Inizia la 74ma edizione del festival del cinema di Berlino, con una consueta solida presenza est europea, seppur non nel concorso principale.

CINEMA: Berlinale 2024, l’est ai margini

Inizia la 74ma edizione del Berlinale, il festival del cinema di Berlino, con una consueta solida presenza est europea, seppur non nel concorso principale.

Storicamente, il Berlinale è sempre stato molto legato all’Est Europa: Béla Tarr, Krzysztof Kieslowski, più recentemente Agnieszka Holland, Radu Jude, Cristi Puiu erano solo alcune delle presenze regolari al festival, accompagnati da decine di nuove scoperte a ciascun edizione. Nell’ultimo paio d’anni, la tendenza che ha visto il calo delle presenze e marginalizzazione in sezioni collaterali di film dell’Europa centro-orientale anche nelle selezioni a Cannes e Venezia ha colpito in modo ancora più duro Berlino.  Guardando i numeri del 2024, la tendenza sembra essersi invertita, perlomeno in parte.
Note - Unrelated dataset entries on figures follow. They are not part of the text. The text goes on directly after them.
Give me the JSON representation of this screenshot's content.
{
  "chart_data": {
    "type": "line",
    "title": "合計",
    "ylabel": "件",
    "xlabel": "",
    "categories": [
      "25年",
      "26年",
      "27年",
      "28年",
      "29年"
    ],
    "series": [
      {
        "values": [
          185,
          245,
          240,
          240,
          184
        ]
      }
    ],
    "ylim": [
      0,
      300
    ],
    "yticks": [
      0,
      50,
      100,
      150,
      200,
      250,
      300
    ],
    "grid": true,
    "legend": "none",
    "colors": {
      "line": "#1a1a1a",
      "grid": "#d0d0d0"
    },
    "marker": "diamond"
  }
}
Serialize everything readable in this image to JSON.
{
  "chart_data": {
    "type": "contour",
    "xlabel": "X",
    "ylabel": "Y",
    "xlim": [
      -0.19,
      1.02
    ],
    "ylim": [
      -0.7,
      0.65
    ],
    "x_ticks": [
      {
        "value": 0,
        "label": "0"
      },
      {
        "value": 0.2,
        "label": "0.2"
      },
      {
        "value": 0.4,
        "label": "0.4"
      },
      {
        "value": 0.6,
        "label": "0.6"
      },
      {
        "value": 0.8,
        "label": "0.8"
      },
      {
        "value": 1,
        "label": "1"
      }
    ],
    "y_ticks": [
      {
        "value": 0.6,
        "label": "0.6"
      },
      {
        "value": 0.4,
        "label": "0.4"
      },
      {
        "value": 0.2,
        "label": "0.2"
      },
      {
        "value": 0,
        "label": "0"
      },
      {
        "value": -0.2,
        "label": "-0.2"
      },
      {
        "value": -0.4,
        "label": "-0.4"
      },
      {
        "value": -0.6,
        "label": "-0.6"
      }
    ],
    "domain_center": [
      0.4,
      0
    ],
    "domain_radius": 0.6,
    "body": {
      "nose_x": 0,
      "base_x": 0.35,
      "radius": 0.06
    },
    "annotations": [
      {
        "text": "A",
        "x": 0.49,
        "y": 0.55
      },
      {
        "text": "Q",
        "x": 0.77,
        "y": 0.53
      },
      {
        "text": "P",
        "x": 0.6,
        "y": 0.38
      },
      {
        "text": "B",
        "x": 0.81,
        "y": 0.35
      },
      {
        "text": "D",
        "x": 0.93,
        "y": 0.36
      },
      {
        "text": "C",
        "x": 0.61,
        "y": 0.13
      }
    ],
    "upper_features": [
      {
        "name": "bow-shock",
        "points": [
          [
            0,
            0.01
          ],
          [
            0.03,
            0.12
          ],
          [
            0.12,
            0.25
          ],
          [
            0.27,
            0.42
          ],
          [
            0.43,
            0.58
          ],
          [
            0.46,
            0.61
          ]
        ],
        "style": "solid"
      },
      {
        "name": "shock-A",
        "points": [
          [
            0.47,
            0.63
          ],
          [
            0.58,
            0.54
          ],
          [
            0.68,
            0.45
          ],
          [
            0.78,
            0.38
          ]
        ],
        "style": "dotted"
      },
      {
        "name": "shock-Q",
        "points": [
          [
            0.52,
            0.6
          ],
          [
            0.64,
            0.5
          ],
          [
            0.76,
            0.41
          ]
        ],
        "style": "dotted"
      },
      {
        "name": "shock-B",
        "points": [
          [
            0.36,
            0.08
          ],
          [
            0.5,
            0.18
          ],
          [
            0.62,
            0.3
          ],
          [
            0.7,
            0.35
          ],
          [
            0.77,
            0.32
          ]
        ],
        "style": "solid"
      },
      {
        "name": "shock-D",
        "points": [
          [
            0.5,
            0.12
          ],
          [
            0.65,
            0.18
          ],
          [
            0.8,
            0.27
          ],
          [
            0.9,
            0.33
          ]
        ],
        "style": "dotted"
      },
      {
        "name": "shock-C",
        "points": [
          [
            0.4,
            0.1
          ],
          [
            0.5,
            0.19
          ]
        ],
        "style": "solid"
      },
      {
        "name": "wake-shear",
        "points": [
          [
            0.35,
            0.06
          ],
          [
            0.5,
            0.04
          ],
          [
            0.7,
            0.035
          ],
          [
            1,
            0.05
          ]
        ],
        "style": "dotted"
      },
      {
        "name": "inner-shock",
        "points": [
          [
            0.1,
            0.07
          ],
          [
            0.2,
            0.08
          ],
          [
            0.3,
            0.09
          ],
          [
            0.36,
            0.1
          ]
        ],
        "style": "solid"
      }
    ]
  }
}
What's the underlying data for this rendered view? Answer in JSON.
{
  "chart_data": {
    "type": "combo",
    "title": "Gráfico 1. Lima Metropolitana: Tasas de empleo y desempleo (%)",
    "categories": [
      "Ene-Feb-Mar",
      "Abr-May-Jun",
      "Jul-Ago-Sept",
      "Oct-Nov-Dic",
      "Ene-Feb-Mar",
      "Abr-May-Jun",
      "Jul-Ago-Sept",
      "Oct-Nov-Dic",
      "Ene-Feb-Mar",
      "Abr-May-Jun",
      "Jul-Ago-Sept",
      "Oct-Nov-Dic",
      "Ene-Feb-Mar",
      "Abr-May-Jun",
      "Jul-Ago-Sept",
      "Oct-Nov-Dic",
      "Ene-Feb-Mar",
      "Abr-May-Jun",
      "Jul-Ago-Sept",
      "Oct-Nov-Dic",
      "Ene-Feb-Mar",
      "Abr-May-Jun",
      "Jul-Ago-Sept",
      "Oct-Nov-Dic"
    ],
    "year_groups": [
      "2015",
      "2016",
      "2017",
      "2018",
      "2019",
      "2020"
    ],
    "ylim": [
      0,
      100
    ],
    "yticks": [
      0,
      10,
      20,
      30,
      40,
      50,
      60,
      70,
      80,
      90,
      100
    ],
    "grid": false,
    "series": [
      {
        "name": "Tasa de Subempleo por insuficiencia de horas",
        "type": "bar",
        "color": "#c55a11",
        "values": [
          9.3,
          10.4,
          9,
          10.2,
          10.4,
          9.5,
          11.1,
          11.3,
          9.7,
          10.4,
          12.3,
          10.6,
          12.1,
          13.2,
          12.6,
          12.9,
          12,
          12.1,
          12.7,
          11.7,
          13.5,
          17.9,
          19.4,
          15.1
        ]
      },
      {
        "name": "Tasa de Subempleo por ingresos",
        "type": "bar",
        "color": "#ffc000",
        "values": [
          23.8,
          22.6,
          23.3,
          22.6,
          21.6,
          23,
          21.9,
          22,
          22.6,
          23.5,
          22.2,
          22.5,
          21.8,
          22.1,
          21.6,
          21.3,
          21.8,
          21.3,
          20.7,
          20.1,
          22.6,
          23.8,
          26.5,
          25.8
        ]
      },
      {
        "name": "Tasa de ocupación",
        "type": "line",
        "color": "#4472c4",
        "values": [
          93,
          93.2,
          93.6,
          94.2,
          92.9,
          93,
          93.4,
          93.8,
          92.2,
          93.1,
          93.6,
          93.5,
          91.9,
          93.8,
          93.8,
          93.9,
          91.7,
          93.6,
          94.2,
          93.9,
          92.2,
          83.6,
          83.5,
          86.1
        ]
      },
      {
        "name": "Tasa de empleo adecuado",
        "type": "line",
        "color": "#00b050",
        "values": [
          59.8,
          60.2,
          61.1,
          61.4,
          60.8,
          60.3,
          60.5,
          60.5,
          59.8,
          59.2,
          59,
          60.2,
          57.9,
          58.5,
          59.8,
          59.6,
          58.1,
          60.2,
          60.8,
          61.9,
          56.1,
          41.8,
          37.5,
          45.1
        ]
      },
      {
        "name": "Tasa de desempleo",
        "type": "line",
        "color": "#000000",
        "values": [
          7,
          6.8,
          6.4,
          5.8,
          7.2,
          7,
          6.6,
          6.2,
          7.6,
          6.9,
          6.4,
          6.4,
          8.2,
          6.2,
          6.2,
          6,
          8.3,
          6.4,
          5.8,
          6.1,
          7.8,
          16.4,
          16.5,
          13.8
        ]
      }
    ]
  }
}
Dopo due anni di assenza di nomi est europei, in concorso arriva Viktor Kossakovsky, documentarista russo in esilio, con il suo film Architecton, di produzione franco-tedesca. Nelle proiezioni speciali invece, va segnalata la presenza del film statunitense originale netflix Spaceman di Johan Renck, già regista di Chernobyl, che qui adatta il romanzo dell’autore fantascientifico ceco Jaroslav Kalfar, “Spaceman of Bohemia”, libro che ragiona molto sull’eredità dell’era sovietica in Repubblica Ceca.

Per trovare altre opere rilevanti bisogna spostarsi nelle sezioni Panorama, con Crossing di Levan Akin, il regista georgiano-svedese che ha conquistato la fama mondiale con And then we danced nel 2019 e misteriosamente non si trova in concorso, o perlomeno nel concorso secondario Encounters (il corrispettivo berlinese di Orizzonti e Un Certain Regard). In Forum, generalmente dedicato alle opere sperimentali, si possono trovare gli altri due lungometraggi di finzione est europei:  The Editorial Office di Roman Bondarchuk, cinesta ucraino che con Vulkan ha già dimostrato dimestichezza con un cinema che sborda tra il mainstream ed il surreale, e Holy Week di Andrei Cohn, film incentrato su una famiglia ebraica nella Romania rurale del XIX secolo.

Molti i documentari: accanto a due opere che tornano sulla guerra in Ucraina – Intercepted di Oksana Karpovych e A Bit of a Stranger di Svitlana Lishchynska – si affiancano altri film che vertono sul tema della guerra all’Est: Afterwar di Brigitta Stærmose presenta le testimonianze di persone che hanno vissuto i conflitti in Kosovo, per esempio. Tra le opere sperimentali si segnala Through the graves the wind is blowing, un film che si presenta apparentemente come noir-crime ambientato in Croazia.

La presenza non in concorso di un film alla Berlinale non significa per forza un passaggio in secondo piano: La sala dei professori, film tedesco del regista di origini turche Ilker Catak, è stato presentato in Panorama, ed attualmente fa parte della cinquina dei candidati all’Oscar per il miglior film internazionale.

Come l’anno scorso, East Journal seguirà il festival da vicino, proponendo le opere migliori est europee che verrano presentate.

 

Chi è Viktor Toth

Cinefilo focalizzato in particolare sul cinema dell'est, di cui scrive per East Journal, prima testata a cui collabora, aspirante regista. Recentemente laureato in Lingue e Letterature Straniere all'Università di Trieste, ha inoltre curato le riprese ed il montaggio per alcuni servizi dal confine ungherese-ucraino per il Telefriuli ed il TG Regionale RAI del Friuli-Venezia Giulia.